Recombinant mouse IGF 1 or MH S macrophage selleck chemicals Bicalutamide condi tioned media was sufficient to stimulate the proliferation of neoplastic LM2, JF32 and E9 cells and non neoplastic E10 cells. The degree of growth stimu lated by 50 ng/mL IGF 1 was similar to that of M CM in each line. These results confirm that IGF 1 alone can stimulate the growth of long estab lished neoplastic and non neoplastic cell lines, as well as cells isolated more recently from primary mouse lung tumors, consistent with previous reports on human cancer cell lines. In order to determine any relevant role of EGFR in mediating macrophage stimu lated tumor cell proliferation in these cell lines, recom binant mouse EGF was added at 2 ng/mL. This is roughly 500 times the reported EC50 for growth stimula tion and 20 times higher than levels found in the BALF from tumor bearing animals.
Inhibitors,Modulators,Libraries EGF had no significant effect on tumor cell proliferation when added alone, and did not significantly affect the ability of either IGF 1 or M CM to stimulate neoplastic growth. This is not surprising in view of recent studies showing that EGFR inhibitors Inhibitors,Modulators,Libraries do not inhibit growth of lung cells with KRAS mutations. As IGF 1 was sufficient to induce neoplastic prolifera tion, we determined whether the IGF 1 and M CM growth effects were additive. A dose of 50 ng/ml IGF 1 stimulated neoplastic growth to a similar extent as M CM . 2 ng/mL IGF is the reported EC50 for IGF 1 stimulated proliferation in vitro as well as the concentration detected in the BALF of tumor bearing mice in vivo.

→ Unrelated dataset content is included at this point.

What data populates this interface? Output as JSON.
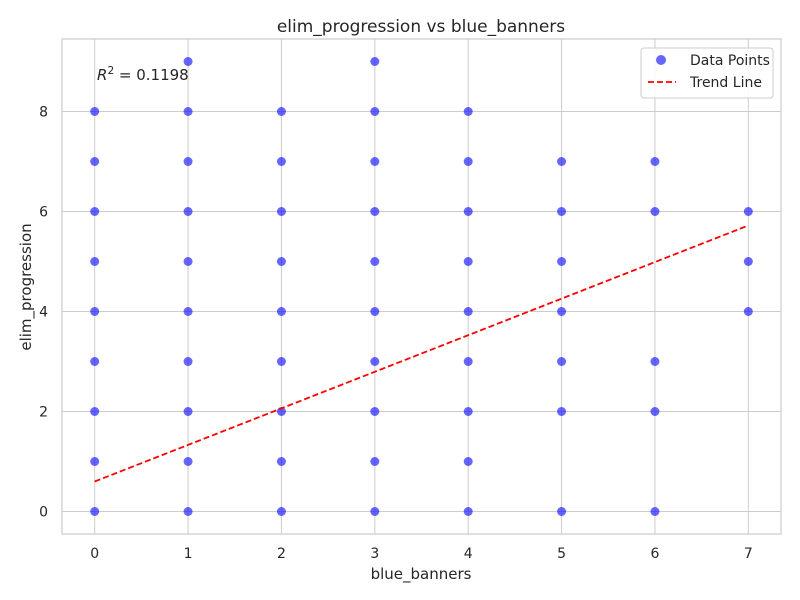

Inhibitors,Modulators,Libraries IGF 1 dose depen dently stimulated the proliferation of both Inhibitors,Modulators,Libraries LM2 and JF32 cells, and augmented the growth stimulating effects of M CM when added in combination. Inhibitors,Modulators,Libraries To determine if IGF 1R signaling mediates both IGF 1 and M CM sti mulation, lung cancer cells were pre treated with vehicle or 5 uM NVP AEW541, and cell numbers determined as indicated. IGF 1 and M CM each significantly increased cell numbers after 48 and 72 hrs, while pharmacological inhibition of IGF 1R signaling blocked IGF 1 and M CM growth effects in both neoplastic lines. Parallel comparison of MTS values indicated a highly significant correlation between live cell numbers and relative MTS scores. Furthermore, both IGF 1 and M CM increased the fraction of BrdU LM2 cells 12 24 hrs after treatment, corresponding with significantly increased cell numbers.
These observa tions suggest that IGF 1, but not EGF, plays a major role in macrophage stimulated neoplastic growth in vitro, consistent with the elevated IGF 1 levels observed in lung tumor bearing animals in vivo. M CM stimulation of neoplastic growth is diminished when IGF 1 content is decreased In order http://www.selleckchem.com/products/Cisplatin.html to determine if IGF 1 was a molecular mediator directly responsible for growth stimulated by M CM, we decreased M CM IGF 1 content through two indepen dent avenues immuno depletion and siRNA interference.